今回の視察は被災してから2か月以上が経ち、多くの入所者が退所された後だったこともあり、実際の避難生活の状況を知るには至らなかった。

もし、この土地が被災の中心であったら混乱は免れないだろう。どこの地域も防災の想定は当地に起こりうる災害に対してであり、他所からの被災者受け入れに関してはそれほどは考えてはいなかったと思う。

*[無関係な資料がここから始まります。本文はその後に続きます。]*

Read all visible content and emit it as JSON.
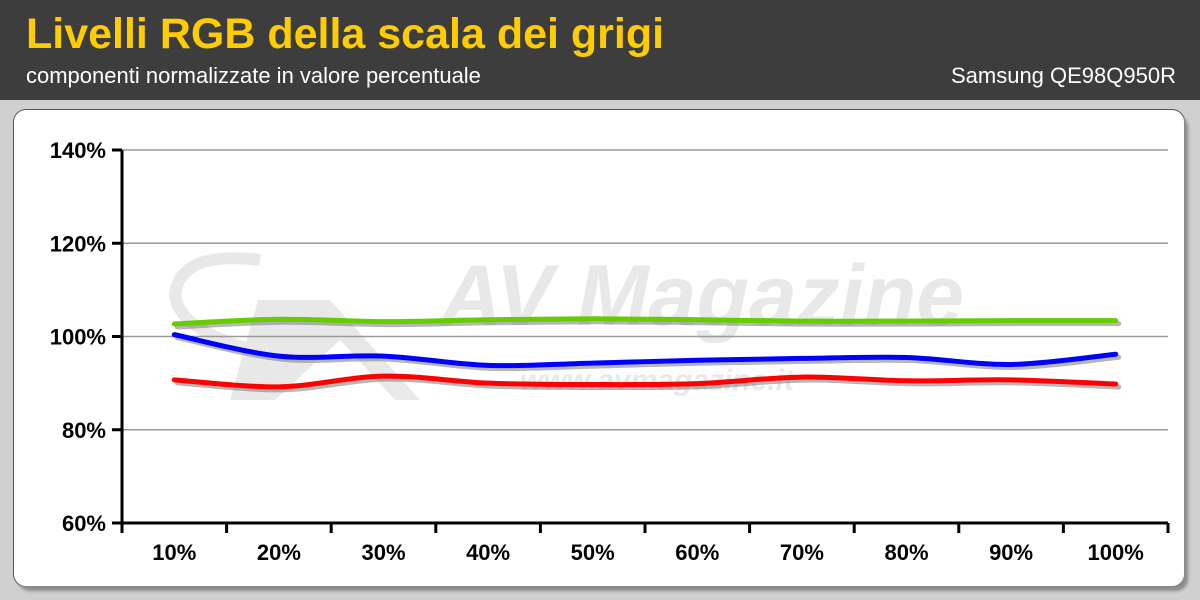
{
  "header": {
    "title": "Livelli RGB della scala dei grigi",
    "subtitle": "componenti normalizzate in valore percentuale",
    "model": "Samsung QE98Q950R"
  },
  "watermark": {
    "logo_text": "AV Magazine",
    "url": "www.avmagazine.it"
  },
  "colors": {
    "title": "#ffcc00",
    "header_bg": "#3d3d3d",
    "red": "#ff0000",
    "green": "#66cc00",
    "blue": "#0000ff"
  },
  "chart_data": {
    "type": "line",
    "categories": [
      "10%",
      "20%",
      "30%",
      "40%",
      "50%",
      "60%",
      "70%",
      "80%",
      "90%",
      "100%"
    ],
    "ylim": [
      60,
      140
    ],
    "yticks": [
      60,
      80,
      100,
      120,
      140
    ],
    "ytick_labels": [
      "60%",
      "80%",
      "100%",
      "120%",
      "140%"
    ],
    "grid": true,
    "legend": "none",
    "series": [
      {
        "color": "#66cc00",
        "values": [
          102.7,
          103.7,
          103.2,
          103.6,
          103.8,
          103.6,
          103.3,
          103.3,
          103.4,
          103.4
        ]
      },
      {
        "color": "#0000ff",
        "values": [
          100.4,
          95.8,
          95.8,
          93.8,
          94.3,
          94.9,
          95.3,
          95.5,
          94.0,
          96.2
        ]
      },
      {
        "color": "#ff0000",
        "values": [
          90.7,
          89.2,
          91.5,
          90.0,
          89.7,
          89.9,
          91.3,
          90.5,
          90.7,
          89.8
        ]
      }
    ]
  }
}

やはり日ごろからの意識が大切。食料の備蓄や懐中電灯の常備と同時に、段ボールやガムテープ、ビニールシートなど身近なものが実際役に立つことを知った。段ボール1枚あれば地面に寝るにしたって暖かいし固くない。いざとなれば小規模の浸水なら段ボールとビニールシートで食い止めることができる。

ITではツィッターなどにより情報の伝達も早い。しかし、混乱する雰囲気の中にツィッターから入る情報を最新の情報としてとらえてしまい、なるべく多くの人に知らしめたいと拡散やりツィートを繰り返す。これはデマや間違った情報の拡散にもつながりパニックをおこしたり、風評被害をもたらすので各自の注意が必要。

 

ペットに関しては現在中央区びは約3500頭の犬が登録されています。登録されていない数は全く把握できていません。飼い主の責任として必ず登録してもらいたいです。しかし、これは犬に限ってのことで、犬以外のペットに関しては登録の仕組みがないのです。これは他区においてもそうです。ペットブームである昨今、ペットを含めての防災活動を進めていかなくてはいけないですね。